Sakurajima is one of Japan's most active and closely monitored volcanoes; the latest ongoing eruptive phase started at 1955, with various periods of intensification (e.g. 2008) and decrease (2015). Scheduled forecasts are carried out by the Japanese Meteorological Agency (JMA) every 3 hours, however these are largely qualitative. The large population density on and around the volcano makes understanding and predicting the proximal deposition of ash a priority.

Proximal to the vent, ash fallout is known to be heavily affected by volcanological effects such as changes in the eruption dynamics and sedimentation regime, ash aggregation that can both enhance and impede the sedimentation of ash, as well as downwards propagating instabilites that arise from local differences in ash concentration. These effects act in tandem with the meteorological fields, atmospheric boundary layer effects and topography, with the final ash fallout patterns decided by the complex interplay of all these factors.

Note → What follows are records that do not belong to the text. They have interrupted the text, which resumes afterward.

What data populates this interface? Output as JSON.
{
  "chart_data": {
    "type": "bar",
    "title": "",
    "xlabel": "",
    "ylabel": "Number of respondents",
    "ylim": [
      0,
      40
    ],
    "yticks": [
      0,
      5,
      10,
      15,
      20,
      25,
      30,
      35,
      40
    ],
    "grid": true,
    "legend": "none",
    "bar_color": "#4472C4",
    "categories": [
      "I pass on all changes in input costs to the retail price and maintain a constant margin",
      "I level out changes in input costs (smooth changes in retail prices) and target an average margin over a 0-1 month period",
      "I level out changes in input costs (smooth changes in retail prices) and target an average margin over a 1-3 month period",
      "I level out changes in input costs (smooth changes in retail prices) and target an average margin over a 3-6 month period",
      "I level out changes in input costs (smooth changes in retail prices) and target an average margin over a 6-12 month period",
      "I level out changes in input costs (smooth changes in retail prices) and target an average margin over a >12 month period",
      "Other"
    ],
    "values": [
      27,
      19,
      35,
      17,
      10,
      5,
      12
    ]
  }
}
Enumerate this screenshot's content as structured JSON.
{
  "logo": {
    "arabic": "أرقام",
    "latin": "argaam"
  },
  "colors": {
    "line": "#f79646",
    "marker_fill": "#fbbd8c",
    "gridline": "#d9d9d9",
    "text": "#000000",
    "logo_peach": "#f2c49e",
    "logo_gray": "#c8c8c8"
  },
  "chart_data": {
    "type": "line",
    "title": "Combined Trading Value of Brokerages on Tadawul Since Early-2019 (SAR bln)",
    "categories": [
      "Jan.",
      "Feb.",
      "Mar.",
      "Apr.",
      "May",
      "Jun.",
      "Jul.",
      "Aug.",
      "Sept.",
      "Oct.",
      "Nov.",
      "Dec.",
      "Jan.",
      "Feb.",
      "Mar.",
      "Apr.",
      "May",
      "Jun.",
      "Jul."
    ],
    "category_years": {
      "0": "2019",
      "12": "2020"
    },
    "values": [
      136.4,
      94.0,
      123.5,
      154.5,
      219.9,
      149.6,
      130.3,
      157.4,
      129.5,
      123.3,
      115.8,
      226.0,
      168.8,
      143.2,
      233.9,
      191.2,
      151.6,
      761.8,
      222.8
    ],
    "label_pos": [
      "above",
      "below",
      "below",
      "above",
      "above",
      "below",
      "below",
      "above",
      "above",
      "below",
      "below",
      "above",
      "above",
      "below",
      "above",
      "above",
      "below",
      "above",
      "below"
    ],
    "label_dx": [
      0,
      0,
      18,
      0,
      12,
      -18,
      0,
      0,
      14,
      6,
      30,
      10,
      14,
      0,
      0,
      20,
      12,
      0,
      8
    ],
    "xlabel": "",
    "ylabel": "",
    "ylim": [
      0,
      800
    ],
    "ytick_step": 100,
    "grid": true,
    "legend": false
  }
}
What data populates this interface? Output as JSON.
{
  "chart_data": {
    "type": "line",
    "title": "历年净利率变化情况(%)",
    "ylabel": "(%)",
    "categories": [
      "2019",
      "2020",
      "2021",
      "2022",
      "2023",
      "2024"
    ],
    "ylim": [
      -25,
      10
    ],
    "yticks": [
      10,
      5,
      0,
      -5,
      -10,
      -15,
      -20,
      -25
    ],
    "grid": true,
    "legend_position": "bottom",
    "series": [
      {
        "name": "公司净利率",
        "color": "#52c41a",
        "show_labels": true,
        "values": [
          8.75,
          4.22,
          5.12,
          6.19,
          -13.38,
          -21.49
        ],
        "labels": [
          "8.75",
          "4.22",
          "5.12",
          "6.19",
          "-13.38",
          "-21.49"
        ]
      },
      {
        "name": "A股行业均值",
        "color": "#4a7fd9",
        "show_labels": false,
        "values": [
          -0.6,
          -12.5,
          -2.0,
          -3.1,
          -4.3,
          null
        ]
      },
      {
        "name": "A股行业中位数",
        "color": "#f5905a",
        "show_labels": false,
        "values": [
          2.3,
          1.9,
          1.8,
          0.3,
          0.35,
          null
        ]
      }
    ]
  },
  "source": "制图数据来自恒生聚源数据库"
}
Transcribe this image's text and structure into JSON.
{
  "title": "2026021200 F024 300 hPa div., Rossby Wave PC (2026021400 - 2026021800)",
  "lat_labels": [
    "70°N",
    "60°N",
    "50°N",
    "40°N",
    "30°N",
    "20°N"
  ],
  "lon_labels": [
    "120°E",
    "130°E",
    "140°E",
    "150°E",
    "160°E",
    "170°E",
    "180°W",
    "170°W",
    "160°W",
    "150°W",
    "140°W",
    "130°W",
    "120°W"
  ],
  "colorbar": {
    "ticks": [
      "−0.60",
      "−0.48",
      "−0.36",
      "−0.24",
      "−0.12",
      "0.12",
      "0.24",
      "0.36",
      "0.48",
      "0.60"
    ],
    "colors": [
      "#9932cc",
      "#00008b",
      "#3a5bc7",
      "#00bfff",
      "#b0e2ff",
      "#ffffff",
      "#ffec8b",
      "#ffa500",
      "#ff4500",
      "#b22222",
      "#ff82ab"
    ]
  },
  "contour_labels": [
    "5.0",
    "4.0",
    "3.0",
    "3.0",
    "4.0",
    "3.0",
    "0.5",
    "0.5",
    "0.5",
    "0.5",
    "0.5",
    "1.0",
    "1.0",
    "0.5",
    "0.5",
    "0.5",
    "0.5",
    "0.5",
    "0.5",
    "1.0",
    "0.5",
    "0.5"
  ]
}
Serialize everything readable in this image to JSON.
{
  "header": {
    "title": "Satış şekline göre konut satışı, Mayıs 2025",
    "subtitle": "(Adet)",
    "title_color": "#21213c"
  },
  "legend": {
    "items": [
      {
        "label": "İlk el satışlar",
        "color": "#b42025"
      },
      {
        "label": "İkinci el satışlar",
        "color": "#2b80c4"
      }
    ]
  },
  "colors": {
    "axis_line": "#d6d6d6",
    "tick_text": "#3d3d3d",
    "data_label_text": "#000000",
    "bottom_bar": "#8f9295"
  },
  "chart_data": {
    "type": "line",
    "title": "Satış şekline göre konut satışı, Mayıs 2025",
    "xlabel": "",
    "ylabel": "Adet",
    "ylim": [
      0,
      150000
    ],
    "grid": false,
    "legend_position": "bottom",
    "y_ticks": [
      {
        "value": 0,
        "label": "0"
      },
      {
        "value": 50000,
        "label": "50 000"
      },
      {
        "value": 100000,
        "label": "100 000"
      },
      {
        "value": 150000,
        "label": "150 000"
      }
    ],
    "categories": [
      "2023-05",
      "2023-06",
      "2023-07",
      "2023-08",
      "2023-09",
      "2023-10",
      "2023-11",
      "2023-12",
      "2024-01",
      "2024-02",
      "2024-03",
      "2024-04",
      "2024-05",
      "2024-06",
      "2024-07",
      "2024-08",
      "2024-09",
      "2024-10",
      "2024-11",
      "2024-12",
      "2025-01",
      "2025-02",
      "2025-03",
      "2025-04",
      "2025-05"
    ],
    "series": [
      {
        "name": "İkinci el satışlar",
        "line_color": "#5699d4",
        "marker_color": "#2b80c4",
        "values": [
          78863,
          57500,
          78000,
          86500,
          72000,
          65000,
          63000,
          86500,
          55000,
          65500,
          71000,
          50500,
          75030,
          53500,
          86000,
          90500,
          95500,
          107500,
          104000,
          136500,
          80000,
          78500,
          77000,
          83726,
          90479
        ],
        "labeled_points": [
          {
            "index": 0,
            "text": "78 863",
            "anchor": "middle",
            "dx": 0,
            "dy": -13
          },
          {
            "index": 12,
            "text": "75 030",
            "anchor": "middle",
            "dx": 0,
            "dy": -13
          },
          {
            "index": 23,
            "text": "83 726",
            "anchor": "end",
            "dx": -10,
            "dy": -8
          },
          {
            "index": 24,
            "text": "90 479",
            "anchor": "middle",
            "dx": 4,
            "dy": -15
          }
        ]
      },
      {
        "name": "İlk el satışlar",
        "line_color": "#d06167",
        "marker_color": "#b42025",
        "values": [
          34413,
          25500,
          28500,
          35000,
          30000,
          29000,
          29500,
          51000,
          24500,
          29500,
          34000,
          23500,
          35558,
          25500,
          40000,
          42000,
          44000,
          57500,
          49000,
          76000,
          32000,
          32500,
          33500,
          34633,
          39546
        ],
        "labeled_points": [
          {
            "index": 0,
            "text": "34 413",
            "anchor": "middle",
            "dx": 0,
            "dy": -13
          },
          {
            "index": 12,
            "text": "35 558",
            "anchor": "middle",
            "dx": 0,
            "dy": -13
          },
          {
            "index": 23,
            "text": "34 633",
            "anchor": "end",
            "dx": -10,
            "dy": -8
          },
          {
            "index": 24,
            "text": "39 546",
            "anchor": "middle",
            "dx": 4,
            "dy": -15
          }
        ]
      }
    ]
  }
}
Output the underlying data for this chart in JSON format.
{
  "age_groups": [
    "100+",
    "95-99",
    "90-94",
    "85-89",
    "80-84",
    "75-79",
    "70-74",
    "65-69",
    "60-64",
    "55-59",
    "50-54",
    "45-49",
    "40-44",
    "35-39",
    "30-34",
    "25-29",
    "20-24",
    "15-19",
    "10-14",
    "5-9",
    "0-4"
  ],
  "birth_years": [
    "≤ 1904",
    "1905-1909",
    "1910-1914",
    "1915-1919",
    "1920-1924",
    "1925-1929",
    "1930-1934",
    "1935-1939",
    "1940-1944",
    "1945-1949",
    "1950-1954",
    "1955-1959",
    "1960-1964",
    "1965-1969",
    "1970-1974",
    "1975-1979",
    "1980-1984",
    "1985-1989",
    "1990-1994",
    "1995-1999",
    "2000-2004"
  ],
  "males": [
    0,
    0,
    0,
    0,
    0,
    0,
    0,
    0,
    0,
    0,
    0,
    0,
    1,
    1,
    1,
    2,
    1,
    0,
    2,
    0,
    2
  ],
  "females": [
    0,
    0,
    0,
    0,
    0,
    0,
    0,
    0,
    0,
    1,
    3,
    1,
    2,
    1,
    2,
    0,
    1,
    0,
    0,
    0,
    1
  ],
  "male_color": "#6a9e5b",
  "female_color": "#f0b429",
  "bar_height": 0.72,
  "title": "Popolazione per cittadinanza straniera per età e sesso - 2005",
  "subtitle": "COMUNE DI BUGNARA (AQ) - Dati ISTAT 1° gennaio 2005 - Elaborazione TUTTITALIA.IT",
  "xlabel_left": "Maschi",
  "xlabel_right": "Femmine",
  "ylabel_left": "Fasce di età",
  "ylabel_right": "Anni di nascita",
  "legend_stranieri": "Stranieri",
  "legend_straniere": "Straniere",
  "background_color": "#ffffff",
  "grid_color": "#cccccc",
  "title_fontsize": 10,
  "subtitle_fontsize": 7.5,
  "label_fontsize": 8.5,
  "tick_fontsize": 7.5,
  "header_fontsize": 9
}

Here we study proximal deposition of ash (within ~5km from the vent) using a combined modelling approach. FALL3D is used over very high resolution atmospheric modelling carried out with WRF-LES (down to 90m horizontal resolution), for two vulcanian eruptions (plume heights between 1-2km at ground level) that occured on the 2017.06.06 and 2017.10.01. Both days featured a heavily sheared atmosphere with winds changing from easterly (surface) to westerly (at a height of 2 and 5km respectively).

Initially a simulation was carried out for the 2017.06.06 event in order to estimate a grain size distribution based on deposition data. Simulations with a fixed grain size distribution were then carried out for the 2017.10.01 event in order to examine the sensivity of results to volcanological (plume model, eruption duration) and technical (meteorological data input time step, horizontal and vertical resolution) parameters.